Navigating the Genome
Around the world, life's genetic blueprint is 99.99 percent similar from person to person, with the greatest degree of variation found inside Africa, where DNA has been evolving for the longest period of time. But, single-letter variations, called "snips," for single-nucleotide polymorphisms (SNPs), may determine each person's disease-vulnerability and response to different medications, as well as a broad range of other traits, from eye color and height to hair color and body type. The relationship between such traits and single DNA-letter variations is poorly understood, though, and scientists also know little about the importance of common versus rare SNPs. An estimated 7 million common SNPs can be found within 5 percent of the entire human population, the Science paper notes. Another 4 million SNPs are far less common, turning up in only 1 percent to 5 percent of the world's entire population.

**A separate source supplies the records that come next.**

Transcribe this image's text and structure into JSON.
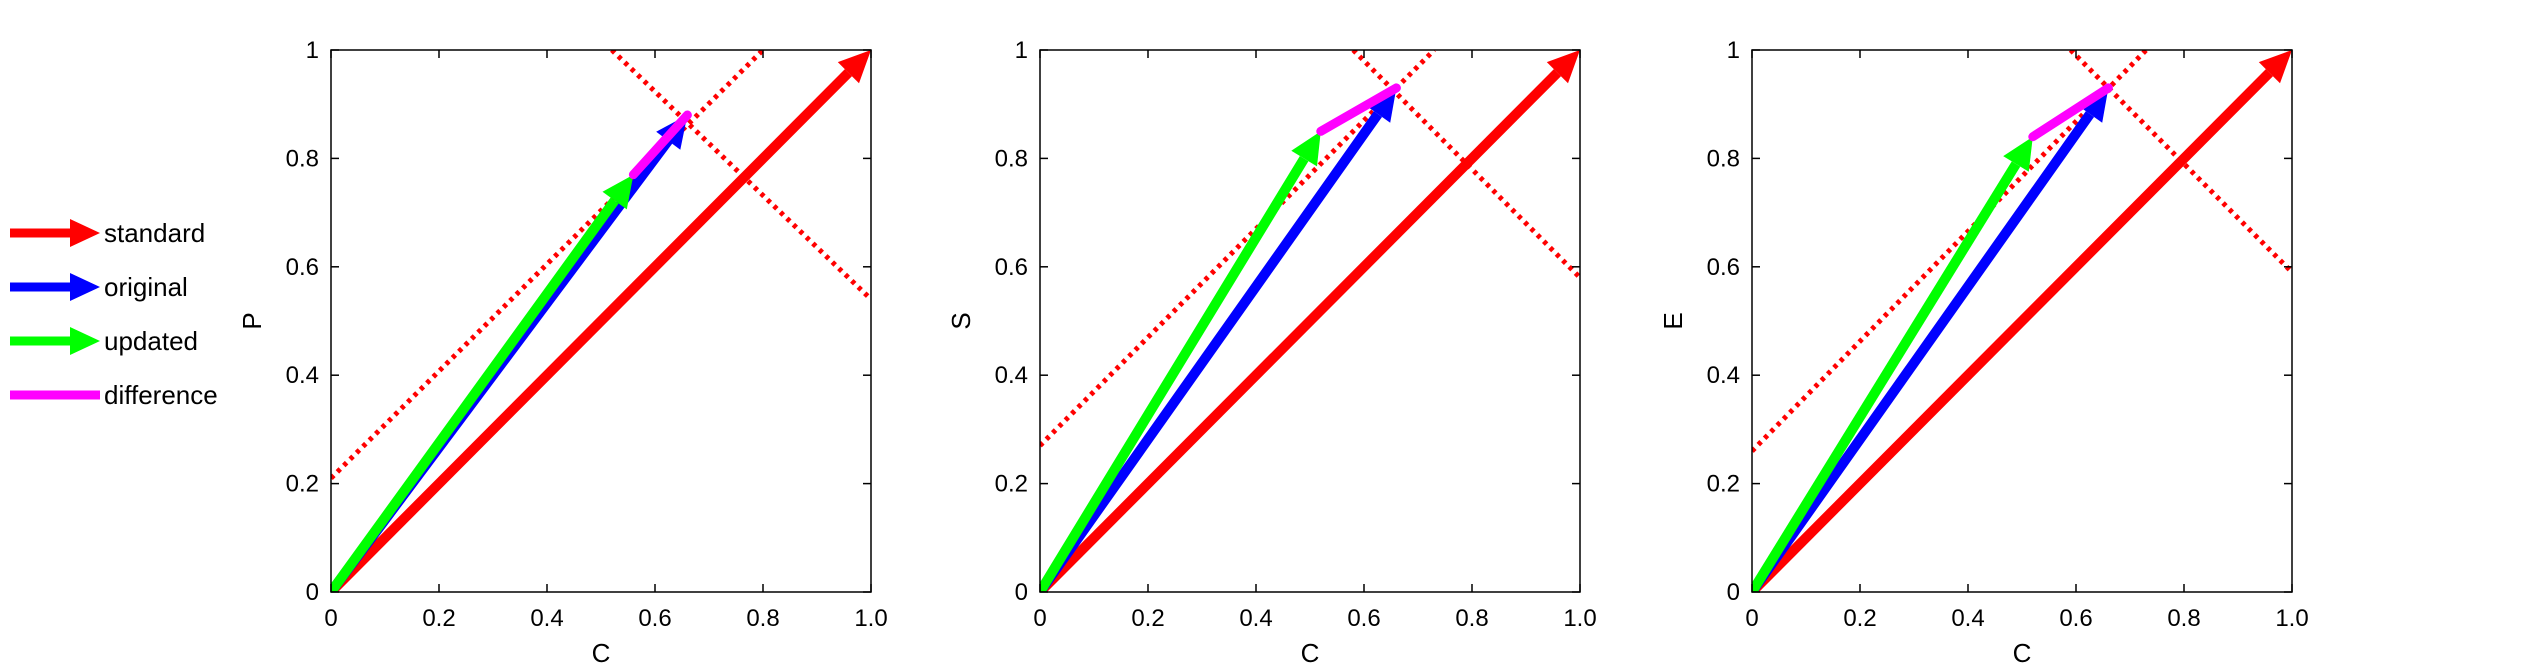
{
  "colors": {
    "standard": "#ff0000",
    "original": "#0000ff",
    "updated": "#00ff00",
    "difference": "#ff00ff",
    "axes": "#000000",
    "background": "#ffffff"
  },
  "legend": {
    "placement": "left",
    "items": [
      {
        "label": "standard",
        "color": "#ff0000",
        "marker": "arrow"
      },
      {
        "label": "original",
        "color": "#0000ff",
        "marker": "arrow"
      },
      {
        "label": "updated",
        "color": "#00ff00",
        "marker": "arrow"
      },
      {
        "label": "difference",
        "color": "#ff00ff",
        "marker": "line"
      }
    ]
  },
  "chart_data": [
    {
      "type": "line",
      "xlabel": "C",
      "ylabel": "P",
      "xlim": [
        0,
        1
      ],
      "ylim": [
        0,
        1
      ],
      "xticks": [
        "0",
        "0.2",
        "0.4",
        "0.6",
        "0.8",
        "1.0"
      ],
      "yticks": [
        "0",
        "0.2",
        "0.4",
        "0.6",
        "0.8",
        "1"
      ],
      "grid": false,
      "vectors": [
        {
          "name": "standard",
          "from": [
            0,
            0
          ],
          "to": [
            1.0,
            1.0
          ]
        },
        {
          "name": "original",
          "from": [
            0,
            0
          ],
          "to": [
            0.66,
            0.88
          ]
        },
        {
          "name": "updated",
          "from": [
            0,
            0
          ],
          "to": [
            0.56,
            0.77
          ]
        }
      ],
      "difference": {
        "from": [
          0.56,
          0.77
        ],
        "to": [
          0.66,
          0.88
        ]
      },
      "dotted_lines": [
        {
          "from": [
            0,
            0.21
          ],
          "to": [
            0.8,
            1.0
          ]
        },
        {
          "from": [
            0.52,
            1.0
          ],
          "to": [
            1.0,
            0.54
          ]
        }
      ]
    },
    {
      "type": "line",
      "xlabel": "C",
      "ylabel": "S",
      "xlim": [
        0,
        1
      ],
      "ylim": [
        0,
        1
      ],
      "xticks": [
        "0",
        "0.2",
        "0.4",
        "0.6",
        "0.8",
        "1.0"
      ],
      "yticks": [
        "0",
        "0.2",
        "0.4",
        "0.6",
        "0.8",
        "1"
      ],
      "grid": false,
      "vectors": [
        {
          "name": "standard",
          "from": [
            0,
            0
          ],
          "to": [
            1.0,
            1.0
          ]
        },
        {
          "name": "original",
          "from": [
            0,
            0
          ],
          "to": [
            0.66,
            0.93
          ]
        },
        {
          "name": "updated",
          "from": [
            0,
            0
          ],
          "to": [
            0.52,
            0.85
          ]
        }
      ],
      "difference": {
        "from": [
          0.52,
          0.85
        ],
        "to": [
          0.66,
          0.93
        ]
      },
      "dotted_lines": [
        {
          "from": [
            0,
            0.27
          ],
          "to": [
            0.73,
            1.0
          ]
        },
        {
          "from": [
            0.58,
            1.0
          ],
          "to": [
            1.0,
            0.58
          ]
        }
      ]
    },
    {
      "type": "line",
      "xlabel": "C",
      "ylabel": "E",
      "xlim": [
        0,
        1
      ],
      "ylim": [
        0,
        1
      ],
      "xticks": [
        "0",
        "0.2",
        "0.4",
        "0.6",
        "0.8",
        "1.0"
      ],
      "yticks": [
        "0",
        "0.2",
        "0.4",
        "0.6",
        "0.8",
        "1"
      ],
      "grid": false,
      "vectors": [
        {
          "name": "standard",
          "from": [
            0,
            0
          ],
          "to": [
            1.0,
            1.0
          ]
        },
        {
          "name": "original",
          "from": [
            0,
            0
          ],
          "to": [
            0.66,
            0.93
          ]
        },
        {
          "name": "updated",
          "from": [
            0,
            0
          ],
          "to": [
            0.52,
            0.84
          ]
        }
      ],
      "difference": {
        "from": [
          0.52,
          0.84
        ],
        "to": [
          0.66,
          0.93
        ]
      },
      "dotted_lines": [
        {
          "from": [
            0,
            0.26
          ],
          "to": [
            0.73,
            1.0
          ]
        },
        {
          "from": [
            0.59,
            1.0
          ],
          "to": [
            1.0,
            0.59
          ]
        }
      ]
    }
  ]
}
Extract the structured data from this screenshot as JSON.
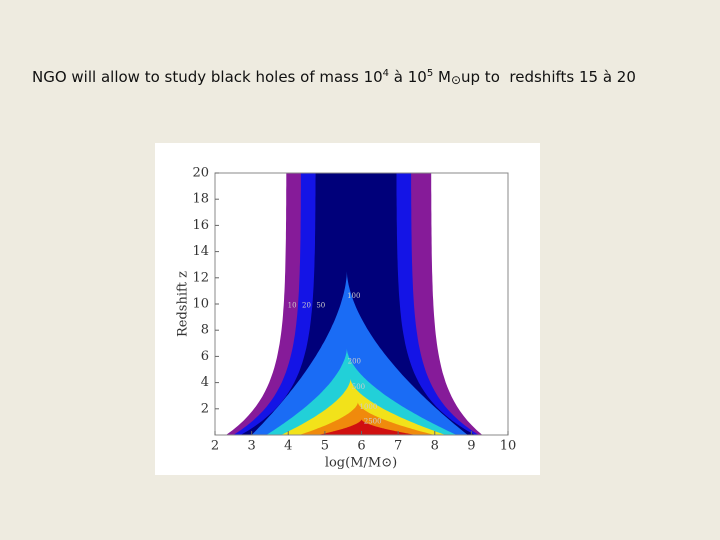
{
  "slide": {
    "title_parts": [
      "NGO will allow to study black holes of mass 10",
      "4",
      " à 10",
      "5",
      " M",
      "⊙",
      "up to  redshifts 15 à 20"
    ]
  },
  "chart_data": {
    "type": "contour",
    "xlabel": "log(M/M⊙)",
    "ylabel": "Redshift z",
    "xlim": [
      2,
      10
    ],
    "xticks": [
      2,
      3,
      4,
      5,
      6,
      7,
      8,
      9,
      10
    ],
    "ylim": [
      0,
      20
    ],
    "yticks": [
      2,
      4,
      6,
      8,
      10,
      12,
      14,
      16,
      18,
      20
    ],
    "levels": [
      10,
      20,
      50,
      100,
      200,
      500,
      1000,
      2500
    ],
    "colors": [
      "#861b99",
      "#1414e6",
      "#00007a",
      "#1a6cf5",
      "#22d0d8",
      "#f2e21a",
      "#f08a0c",
      "#d01010"
    ]
  }
}
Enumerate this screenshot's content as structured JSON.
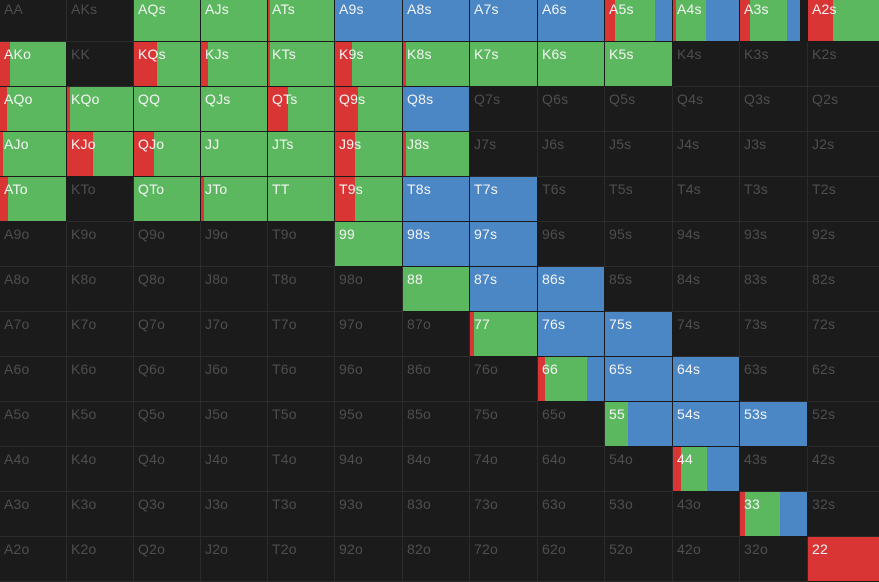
{
  "colors": {
    "raise": "#d93535",
    "call": "#5cb85f",
    "allin": "#4b86c5",
    "fold": "#1b1b1c"
  },
  "ranks": [
    "A",
    "K",
    "Q",
    "J",
    "T",
    "9",
    "8",
    "7",
    "6",
    "5",
    "4",
    "3",
    "2"
  ],
  "hands": [
    [
      {
        "label": "AA"
      },
      {
        "label": "AKs"
      },
      {
        "label": "AQs",
        "call": 1.0
      },
      {
        "label": "AJs",
        "call": 1.0
      },
      {
        "label": "ATs",
        "raise": 0.03,
        "call": 0.97
      },
      {
        "label": "A9s",
        "allin": 1.0
      },
      {
        "label": "A8s",
        "allin": 1.0
      },
      {
        "label": "A7s",
        "allin": 1.0
      },
      {
        "label": "A6s",
        "allin": 1.0
      },
      {
        "label": "A5s",
        "raise": 0.15,
        "call": 0.6,
        "allin": 0.25
      },
      {
        "label": "A4s",
        "raise": 0.05,
        "call": 0.45,
        "allin": 0.5
      },
      {
        "label": "A3s",
        "raise": 0.15,
        "call": 0.55,
        "allin": 0.2,
        "fold": 0.1
      },
      {
        "label": "A2s",
        "raise": 0.35,
        "call": 0.65
      }
    ],
    [
      {
        "label": "AKo",
        "raise": 0.15,
        "call": 0.85
      },
      {
        "label": "KK"
      },
      {
        "label": "KQs",
        "raise": 0.35,
        "call": 0.65
      },
      {
        "label": "KJs",
        "raise": 0.1,
        "call": 0.9
      },
      {
        "label": "KTs",
        "raise": 0.03,
        "call": 0.97
      },
      {
        "label": "K9s",
        "raise": 0.25,
        "call": 0.75
      },
      {
        "label": "K8s",
        "raise": 0.05,
        "call": 0.95
      },
      {
        "label": "K7s",
        "call": 1.0
      },
      {
        "label": "K6s",
        "call": 1.0
      },
      {
        "label": "K5s",
        "call": 1.0
      },
      {
        "label": "K4s"
      },
      {
        "label": "K3s"
      },
      {
        "label": "K2s"
      }
    ],
    [
      {
        "label": "AQo",
        "raise": 0.1,
        "call": 0.9
      },
      {
        "label": "KQo",
        "raise": 0.05,
        "call": 0.95
      },
      {
        "label": "QQ",
        "call": 1.0
      },
      {
        "label": "QJs",
        "call": 1.0
      },
      {
        "label": "QTs",
        "raise": 0.3,
        "call": 0.7
      },
      {
        "label": "Q9s",
        "raise": 0.35,
        "call": 0.65
      },
      {
        "label": "Q8s",
        "allin": 1.0
      },
      {
        "label": "Q7s"
      },
      {
        "label": "Q6s"
      },
      {
        "label": "Q5s"
      },
      {
        "label": "Q4s"
      },
      {
        "label": "Q3s"
      },
      {
        "label": "Q2s"
      }
    ],
    [
      {
        "label": "AJo",
        "raise": 0.05,
        "call": 0.95
      },
      {
        "label": "KJo",
        "raise": 0.4,
        "call": 0.6
      },
      {
        "label": "QJo",
        "raise": 0.3,
        "call": 0.7
      },
      {
        "label": "JJ",
        "call": 1.0
      },
      {
        "label": "JTs",
        "call": 1.0
      },
      {
        "label": "J9s",
        "raise": 0.3,
        "call": 0.7
      },
      {
        "label": "J8s",
        "raise": 0.05,
        "call": 0.95
      },
      {
        "label": "J7s"
      },
      {
        "label": "J6s"
      },
      {
        "label": "J5s"
      },
      {
        "label": "J4s"
      },
      {
        "label": "J3s"
      },
      {
        "label": "J2s"
      }
    ],
    [
      {
        "label": "ATo",
        "raise": 0.12,
        "call": 0.88
      },
      {
        "label": "KTo"
      },
      {
        "label": "QTo",
        "call": 1.0
      },
      {
        "label": "JTo",
        "raise": 0.05,
        "call": 0.95
      },
      {
        "label": "TT",
        "call": 1.0
      },
      {
        "label": "T9s",
        "raise": 0.3,
        "call": 0.7
      },
      {
        "label": "T8s",
        "allin": 1.0
      },
      {
        "label": "T7s",
        "allin": 1.0
      },
      {
        "label": "T6s"
      },
      {
        "label": "T5s"
      },
      {
        "label": "T4s"
      },
      {
        "label": "T3s"
      },
      {
        "label": "T2s"
      }
    ],
    [
      {
        "label": "A9o"
      },
      {
        "label": "K9o"
      },
      {
        "label": "Q9o"
      },
      {
        "label": "J9o"
      },
      {
        "label": "T9o"
      },
      {
        "label": "99",
        "call": 1.0
      },
      {
        "label": "98s",
        "allin": 1.0
      },
      {
        "label": "97s",
        "allin": 1.0
      },
      {
        "label": "96s"
      },
      {
        "label": "95s"
      },
      {
        "label": "94s"
      },
      {
        "label": "93s"
      },
      {
        "label": "92s"
      }
    ],
    [
      {
        "label": "A8o"
      },
      {
        "label": "K8o"
      },
      {
        "label": "Q8o"
      },
      {
        "label": "J8o"
      },
      {
        "label": "T8o"
      },
      {
        "label": "98o"
      },
      {
        "label": "88",
        "call": 1.0
      },
      {
        "label": "87s",
        "allin": 1.0
      },
      {
        "label": "86s",
        "allin": 1.0
      },
      {
        "label": "85s"
      },
      {
        "label": "84s"
      },
      {
        "label": "83s"
      },
      {
        "label": "82s"
      }
    ],
    [
      {
        "label": "A7o"
      },
      {
        "label": "K7o"
      },
      {
        "label": "Q7o"
      },
      {
        "label": "J7o"
      },
      {
        "label": "T7o"
      },
      {
        "label": "97o"
      },
      {
        "label": "87o"
      },
      {
        "label": "77",
        "raise": 0.06,
        "call": 0.94
      },
      {
        "label": "76s",
        "allin": 1.0
      },
      {
        "label": "75s",
        "allin": 1.0
      },
      {
        "label": "74s"
      },
      {
        "label": "73s"
      },
      {
        "label": "72s"
      }
    ],
    [
      {
        "label": "A6o"
      },
      {
        "label": "K6o"
      },
      {
        "label": "Q6o"
      },
      {
        "label": "J6o"
      },
      {
        "label": "T6o"
      },
      {
        "label": "96o"
      },
      {
        "label": "86o"
      },
      {
        "label": "76o"
      },
      {
        "label": "66",
        "raise": 0.1,
        "call": 0.65,
        "allin": 0.25
      },
      {
        "label": "65s",
        "allin": 1.0
      },
      {
        "label": "64s",
        "allin": 1.0
      },
      {
        "label": "63s"
      },
      {
        "label": "62s"
      }
    ],
    [
      {
        "label": "A5o"
      },
      {
        "label": "K5o"
      },
      {
        "label": "Q5o"
      },
      {
        "label": "J5o"
      },
      {
        "label": "T5o"
      },
      {
        "label": "95o"
      },
      {
        "label": "85o"
      },
      {
        "label": "75o"
      },
      {
        "label": "65o"
      },
      {
        "label": "55",
        "call": 0.35,
        "allin": 0.65
      },
      {
        "label": "54s",
        "allin": 1.0
      },
      {
        "label": "53s",
        "allin": 1.0
      },
      {
        "label": "52s"
      }
    ],
    [
      {
        "label": "A4o"
      },
      {
        "label": "K4o"
      },
      {
        "label": "Q4o"
      },
      {
        "label": "J4o"
      },
      {
        "label": "T4o"
      },
      {
        "label": "94o"
      },
      {
        "label": "84o"
      },
      {
        "label": "74o"
      },
      {
        "label": "64o"
      },
      {
        "label": "54o"
      },
      {
        "label": "44",
        "raise": 0.12,
        "call": 0.4,
        "allin": 0.48
      },
      {
        "label": "43s"
      },
      {
        "label": "42s"
      }
    ],
    [
      {
        "label": "A3o"
      },
      {
        "label": "K3o"
      },
      {
        "label": "Q3o"
      },
      {
        "label": "J3o"
      },
      {
        "label": "T3o"
      },
      {
        "label": "93o"
      },
      {
        "label": "83o"
      },
      {
        "label": "73o"
      },
      {
        "label": "63o"
      },
      {
        "label": "53o"
      },
      {
        "label": "43o"
      },
      {
        "label": "33",
        "raise": 0.08,
        "call": 0.52,
        "allin": 0.4
      },
      {
        "label": "32s"
      }
    ],
    [
      {
        "label": "A2o"
      },
      {
        "label": "K2o"
      },
      {
        "label": "Q2o"
      },
      {
        "label": "J2o"
      },
      {
        "label": "T2o"
      },
      {
        "label": "92o"
      },
      {
        "label": "82o"
      },
      {
        "label": "72o"
      },
      {
        "label": "62o"
      },
      {
        "label": "52o"
      },
      {
        "label": "42o"
      },
      {
        "label": "32o"
      },
      {
        "label": "22",
        "raise": 1.0
      }
    ]
  ]
}
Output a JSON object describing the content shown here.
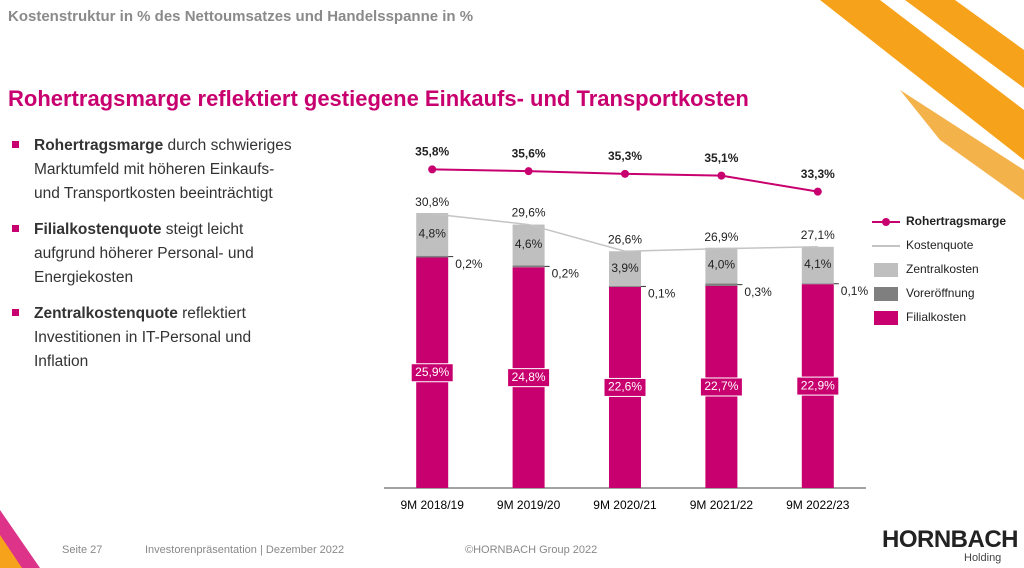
{
  "header": {
    "title": "Kostenstruktur in % des Nettoumsatzes und Handelsspanne in %"
  },
  "headline": "Rohertragsmarge reflektiert gestiegene Einkaufs- und Transportkosten",
  "bullets": [
    {
      "bold": "Rohertragsmarge",
      "text": " durch schwieriges Marktumfeld mit höheren Einkaufs- und Transportkosten beeinträchtigt"
    },
    {
      "bold": "Filialkostenquote",
      "text": " steigt leicht aufgrund höherer Personal- und Energiekosten"
    },
    {
      "bold": "Zentralkostenquote",
      "text": " reflektiert Investitionen in IT-Personal und Inflation"
    }
  ],
  "footer": {
    "page": "Seite 27",
    "presentation": "Investorenpräsentation | Dezember 2022",
    "copyright": "©HORNBACH Group 2022"
  },
  "logo": {
    "name": "HORNBACH",
    "sub": "Holding"
  },
  "chart_data": {
    "type": "bar",
    "categories": [
      "9M 2018/19",
      "9M 2019/20",
      "9M 2020/21",
      "9M 2021/22",
      "9M 2022/23"
    ],
    "ylim": [
      0,
      40
    ],
    "series": [
      {
        "name": "Filialkosten",
        "type": "bar",
        "color": "#c8006f",
        "values": [
          25.9,
          24.8,
          22.6,
          22.7,
          22.9
        ],
        "value_labels": [
          "25,9%",
          "24,8%",
          "22,6%",
          "22,7%",
          "22,9%"
        ]
      },
      {
        "name": "Voreröffnung",
        "type": "bar",
        "color": "#7f7f7f",
        "values": [
          0.2,
          0.2,
          0.1,
          0.3,
          0.1
        ],
        "value_labels": [
          "0,2%",
          "0,2%",
          "0,1%",
          "0,3%",
          "0,1%"
        ]
      },
      {
        "name": "Zentralkosten",
        "type": "bar",
        "color": "#bfbfbf",
        "values": [
          4.8,
          4.6,
          3.9,
          4.0,
          4.1
        ],
        "value_labels": [
          "4,8%",
          "4,6%",
          "3,9%",
          "4,0%",
          "4,1%"
        ]
      },
      {
        "name": "Kostenquote",
        "type": "line",
        "color": "#c4c4c4",
        "values": [
          30.8,
          29.6,
          26.6,
          26.9,
          27.1
        ],
        "value_labels": [
          "30,8%",
          "29,6%",
          "26,6%",
          "26,9%",
          "27,1%"
        ]
      },
      {
        "name": "Rohertragsmarge",
        "type": "line",
        "color": "#c8006f",
        "values": [
          35.8,
          35.6,
          35.3,
          35.1,
          33.3
        ],
        "value_labels": [
          "35,8%",
          "35,6%",
          "35,3%",
          "35,1%",
          "33,3%"
        ]
      }
    ]
  }
}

Still more rare DNA variations may be found only in a single individual.
To investigate genetic variation, the Science authors took advantage of patterns among interconnected SNPs. A small, known section of genetic code containing a SNP can be used to predict larger, related chunks of sequence, and thus, provides a shortcut for mapping whole-genome patterns of genetic variations shared by people of European American, African American and Han Chinese American ancestry.